Estas recomendações baseiam-se nas considerações que se seguem, todas assumindo em paralelo o imperativo constitucional da garantia de condições de igualdade no acesso ao ensino, nesta ocasião ao ensino superior, bem como o dever que para o Estado resulta da correta aplicação dos recursos de que dispõe, assegurando que os mesmos acorrem às instâncias mais carenciadas, tudo de acordo com “as suas capacidades” (artigo 74.º, n.º 2, d), da Constituição).
Desde a publicação do Regulamento de Atribuição de Bolsas de Estudo a Estudantes do Ensino Superior, aprovado pelo Despacho n.º 12780-B/2011, de 23 de setembro, têm sido expostas ao Provedor de Justiça diversas situações atinentes ao seu teor e aplicação.
Superadas por via hermenêutica adequada algumas das questões em apreço e outras por meio das modificações introduzidas pelo novo Regulamento, ora em vigor, aprovado pelo Despacho n.º 8442-A/2012, de 22 de junho, permanecem contudo por superar alguns objetos de dissídio a propósito da bondade de algumas soluções adotadas, amiúde incidindo no âmago basilar do direito à educação e correspondendo a uma decisão crítica sobre o percurso de vida de quem, à partida, demonstra o mérito absoluto e relativo necessário à aquisição da formação a que se propôs.
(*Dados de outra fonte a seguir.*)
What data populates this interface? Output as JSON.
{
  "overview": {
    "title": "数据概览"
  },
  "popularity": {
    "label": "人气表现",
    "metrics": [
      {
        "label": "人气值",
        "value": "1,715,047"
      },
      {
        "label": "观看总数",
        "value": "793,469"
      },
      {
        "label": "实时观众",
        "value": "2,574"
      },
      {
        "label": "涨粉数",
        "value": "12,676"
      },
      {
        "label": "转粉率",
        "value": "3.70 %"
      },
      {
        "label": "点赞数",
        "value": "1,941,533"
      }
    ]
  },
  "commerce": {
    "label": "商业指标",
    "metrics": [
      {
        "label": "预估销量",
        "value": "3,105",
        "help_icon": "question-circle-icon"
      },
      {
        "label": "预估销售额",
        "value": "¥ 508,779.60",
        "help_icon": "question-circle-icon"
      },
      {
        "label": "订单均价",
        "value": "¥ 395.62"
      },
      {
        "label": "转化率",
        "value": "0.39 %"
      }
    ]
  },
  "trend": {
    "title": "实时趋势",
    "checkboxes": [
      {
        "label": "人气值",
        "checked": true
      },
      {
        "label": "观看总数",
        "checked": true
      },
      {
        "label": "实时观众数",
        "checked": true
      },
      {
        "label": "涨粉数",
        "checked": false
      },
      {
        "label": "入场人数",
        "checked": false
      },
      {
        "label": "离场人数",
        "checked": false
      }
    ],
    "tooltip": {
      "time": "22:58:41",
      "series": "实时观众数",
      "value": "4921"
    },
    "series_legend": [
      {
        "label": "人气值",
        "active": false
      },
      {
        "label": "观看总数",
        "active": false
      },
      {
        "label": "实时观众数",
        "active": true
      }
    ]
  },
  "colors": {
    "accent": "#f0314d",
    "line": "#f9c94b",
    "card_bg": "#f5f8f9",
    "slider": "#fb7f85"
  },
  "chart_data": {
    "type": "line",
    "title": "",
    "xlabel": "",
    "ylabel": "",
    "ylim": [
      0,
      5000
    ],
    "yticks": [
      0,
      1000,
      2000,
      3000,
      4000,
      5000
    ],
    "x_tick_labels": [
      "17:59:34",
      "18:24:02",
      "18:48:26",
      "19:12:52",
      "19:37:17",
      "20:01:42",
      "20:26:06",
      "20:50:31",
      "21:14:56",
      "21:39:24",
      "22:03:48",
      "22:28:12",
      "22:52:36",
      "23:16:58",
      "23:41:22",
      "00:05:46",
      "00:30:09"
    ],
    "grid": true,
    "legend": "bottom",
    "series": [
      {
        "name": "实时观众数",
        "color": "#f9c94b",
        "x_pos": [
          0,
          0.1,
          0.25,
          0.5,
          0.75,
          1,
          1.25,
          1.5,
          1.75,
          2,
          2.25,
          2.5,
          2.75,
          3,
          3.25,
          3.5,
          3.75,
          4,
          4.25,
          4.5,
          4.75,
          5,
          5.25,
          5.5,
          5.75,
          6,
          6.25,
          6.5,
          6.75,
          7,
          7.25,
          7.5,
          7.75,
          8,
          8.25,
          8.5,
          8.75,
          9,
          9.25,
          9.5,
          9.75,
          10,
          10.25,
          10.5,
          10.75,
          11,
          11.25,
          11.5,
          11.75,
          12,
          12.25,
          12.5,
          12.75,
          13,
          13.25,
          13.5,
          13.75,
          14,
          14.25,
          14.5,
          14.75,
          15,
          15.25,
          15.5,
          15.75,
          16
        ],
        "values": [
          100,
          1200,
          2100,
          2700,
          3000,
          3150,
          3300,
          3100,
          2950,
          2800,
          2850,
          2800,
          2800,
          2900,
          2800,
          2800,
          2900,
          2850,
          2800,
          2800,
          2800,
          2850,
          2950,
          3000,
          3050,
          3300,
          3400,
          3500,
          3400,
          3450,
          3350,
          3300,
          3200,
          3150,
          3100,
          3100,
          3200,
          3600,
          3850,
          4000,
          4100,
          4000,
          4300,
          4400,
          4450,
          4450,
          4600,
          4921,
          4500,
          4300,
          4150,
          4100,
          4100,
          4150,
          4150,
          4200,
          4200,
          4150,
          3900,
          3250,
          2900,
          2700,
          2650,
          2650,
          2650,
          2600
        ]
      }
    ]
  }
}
1) Regras respeitantes ao cálculo do rendimento relevante
A este propósito, ocorre notar três aspetos que merecem melhor ponderação e modificação da situação vigente. São eles o tratamento dado aos rendimentos da categoria A face, designadamente, aos da categoria B, o âmbito das prestações sociais englobadas e o modo como releva o património mobiliário detido por membros do agregado familiar, a se e por comparação com a solução dada quanto ao património imobiliário.
Assim, quanto à primeira questão e contrapondo o teor dos artigos 35.º e 36.º do Regulamento, verifica-se que os rendimentos empresariais e profissionais beneficiam do desconto da chamada dedução específica, ao ser contabilizado apenas o resultado ditado pela aplicação do regime simplificado ao rendimento bruto da categoria[1] ou o que decorra da documentação contabilística, nos demais casos.
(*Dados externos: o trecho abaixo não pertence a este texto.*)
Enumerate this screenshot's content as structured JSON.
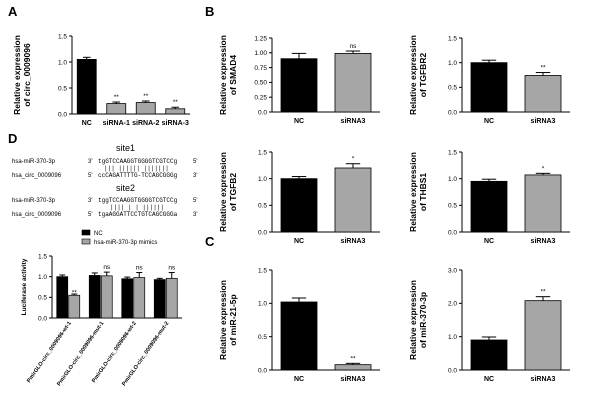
{
  "panels": {
    "A": "A",
    "B": "B",
    "C": "C",
    "D": "D"
  },
  "colors": {
    "nc": "#000000",
    "sirna": "#a6a6a6",
    "mimic": "#a6a6a6"
  },
  "panelD_top": {
    "site1": {
      "title": "site1",
      "row1_name": "hsa-miR-370-3p",
      "row1_end3": "3'",
      "row1_seq": "tgGTCCAAGGTGGGGTCGTCCg",
      "row1_end5": "5'",
      "pairs": "|||  ||||||   |||||||",
      "row2_name": "hsa_circ_0009096",
      "row2_end5": "5'",
      "row2_seq": "ccCAGATTTTG-TCCAGCGGGg",
      "row2_end3": "3'"
    },
    "site2": {
      "title": "site2",
      "row1_name": "hsa-miR-370-3p",
      "row1_end3": "3'",
      "row1_seq": "tggTCCAAGGTGGGGTCGTCCg",
      "row1_end5": "5'",
      "pairs": "||||  | |  ||||||",
      "row2_name": "hsa_circ_0009096",
      "row2_end5": "5'",
      "row2_seq": "tgaAGGATTCCTGTCAGCGGGa",
      "row2_end3": "3'"
    }
  },
  "chart_data": [
    {
      "id": "A",
      "type": "bar",
      "categories": [
        "NC",
        "siRNA-1",
        "siRNA-2",
        "siRNA-3"
      ],
      "values": [
        1.05,
        0.2,
        0.22,
        0.1
      ],
      "errors": [
        0.04,
        0.03,
        0.03,
        0.03
      ],
      "significance": [
        "",
        "**",
        "**",
        "**"
      ],
      "ylabel_lines": [
        "Relative expression",
        "of circ_0009096"
      ],
      "ylim": [
        0,
        1.5
      ],
      "yticks": [
        "0.0",
        "0.5",
        "1.0",
        "1.5"
      ]
    },
    {
      "id": "B1",
      "type": "bar",
      "categories": [
        "NC",
        "siRNA3"
      ],
      "values": [
        0.9,
        0.99
      ],
      "errors": [
        0.09,
        0.04
      ],
      "significance": [
        "",
        "ns"
      ],
      "ylabel_lines": [
        "Relative expression",
        "of SMAD4"
      ],
      "ylim": [
        0,
        1.25
      ],
      "yticks": [
        "0.0",
        "0.25",
        "0.50",
        "0.75",
        "1.00",
        "1.25"
      ]
    },
    {
      "id": "B2",
      "type": "bar",
      "categories": [
        "NC",
        "siRNA3"
      ],
      "values": [
        1.0,
        0.74
      ],
      "errors": [
        0.05,
        0.06
      ],
      "significance": [
        "",
        "**"
      ],
      "ylabel_lines": [
        "Relative expression",
        "of TGFBR2"
      ],
      "ylim": [
        0,
        1.5
      ],
      "yticks": [
        "0.0",
        "0.5",
        "1.0",
        "1.5"
      ]
    },
    {
      "id": "B3",
      "type": "bar",
      "categories": [
        "NC",
        "siRNA3"
      ],
      "values": [
        1.0,
        1.2
      ],
      "errors": [
        0.04,
        0.08
      ],
      "significance": [
        "",
        "*"
      ],
      "ylabel_lines": [
        "Relative expression",
        "of TGFB2"
      ],
      "ylim": [
        0,
        1.5
      ],
      "yticks": [
        "0.0",
        "0.5",
        "1.0",
        "1.5"
      ]
    },
    {
      "id": "B4",
      "type": "bar",
      "categories": [
        "NC",
        "siRNA3"
      ],
      "values": [
        0.95,
        1.07
      ],
      "errors": [
        0.04,
        0.03
      ],
      "significance": [
        "",
        "*"
      ],
      "ylabel_lines": [
        "Relative expression",
        "of THBS1"
      ],
      "ylim": [
        0,
        1.5
      ],
      "yticks": [
        "0.0",
        "0.5",
        "1.0",
        "1.5"
      ]
    },
    {
      "id": "C1",
      "type": "bar",
      "categories": [
        "NC",
        "siRNA3"
      ],
      "values": [
        1.02,
        0.08
      ],
      "errors": [
        0.06,
        0.02
      ],
      "significance": [
        "",
        "**"
      ],
      "ylabel_lines": [
        "Relative expression",
        "of miR-21-5p"
      ],
      "ylim": [
        0,
        1.5
      ],
      "yticks": [
        "0.0",
        "0.5",
        "1.0",
        "1.5"
      ]
    },
    {
      "id": "C2",
      "type": "bar",
      "categories": [
        "NC",
        "siRNA3"
      ],
      "values": [
        0.9,
        2.08
      ],
      "errors": [
        0.09,
        0.12
      ],
      "significance": [
        "",
        "**"
      ],
      "ylabel_lines": [
        "Relative expression",
        "of miR-370-3p"
      ],
      "ylim": [
        0,
        3.0
      ],
      "yticks": [
        "0.0",
        "1.0",
        "2.0",
        "3.0"
      ]
    },
    {
      "id": "D",
      "type": "bar",
      "categories": [
        "PmirGLO-circ_0009096-wt-1",
        "PmirGLO-circ_0009096-mut-1",
        "PmirGLO-circ_0009096-wt-2",
        "PmirGLO-circ_0009096-mut-2"
      ],
      "series": [
        {
          "name": "NC",
          "values": [
            1.0,
            1.03,
            0.95,
            0.93
          ],
          "errors": [
            0.04,
            0.06,
            0.04,
            0.03
          ]
        },
        {
          "name": "hsa-miR-370-3p mimics",
          "values": [
            0.55,
            1.02,
            0.98,
            0.96
          ],
          "errors": [
            0.03,
            0.09,
            0.12,
            0.14
          ]
        }
      ],
      "significance": [
        "**",
        "ns",
        "ns",
        "ns"
      ],
      "ylabel": "Luciferase activity",
      "ylim": [
        0,
        1.5
      ],
      "yticks": [
        "0.0",
        "0.5",
        "1.0",
        "1.5"
      ]
    }
  ]
}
Pelo contrário, o artigo 35.º do Regulamento manda atender ao rendimento anual ilíquido da categoria, o que engloba o valor que, por via do artigo 25.º, n.º 1, a), com a ressalva do n.º 2, do Código de IRS, manda a lei que se deduza do valor tributável, em igualdade de circunstâncias com a dedução estabelecida, em termos presumidos, no regime simplificado ou a que decorre da aplicação das regras fiscais para os casos de contabilidade organizada.
Em termos hábeis, isso significa que o custo da própria atividade profissional é adequadamente levado em conta no caso de rendimentos da categoria B, mas já não no caso dos da categoria A, posto que da forma há muito parametrizada na legislação tributária.
Não se criticando, em si mesma, a opção pela consideração do rendimento ilíquido ou do que já é líquido da dedução específica de cada categoria,[2] a única observação que devo formular é no sentido da adoção de uma solução uniforme em relação a todas as categorias de rendimentos.
Para tratamento em condições de igualdade de todos os agregados familiares e sem prejuízo da crítica que possam autonomamente merecer as soluções contidas na nossa lei tributária, um mínimo que parece imperativo, em termos de congruência do sistema, apontará para a replicação, no âmbito das bolsas de estudo, do tratamento dado a nível fiscal, para efeitos da determinação do quantum com que aquela pessoa ou família deve acorrer às despesas da comunidade.
Em segundo lugar, interessa chamar a boa atenção de Vossa Excelência para a determinação do correto âmbito que se estabelece no artigo 40.º do Regulamento, em sede da relevância das prestações sociais recebidas.
Refiro-me muito concretamente a prestações sociais que estão legalmente consignadas a um fim específico, que não engloba nem é atinente ao rendimento familiar, entendido como o pecúlio disponível para acorrer à generalidade das despesas daquele agregado, incluindo as do estudante candidato a bolsa de estudo.
Ilustro a bondade desta asserção com o caso, real por verificado em queixa recebida pelo Provedor de Justiça, da consideração como rendimento relevante do montante resultante do “pagamento, por uma só vez, do montante global das prestações de desemprego com vista à criação do próprio emprego”, conforme previsto, enquanto medida ativa de emprego, nos artigos 4.º, a) e 6.º, b), do Decreto-Lei n.º 220/2006, de 3 de novembro.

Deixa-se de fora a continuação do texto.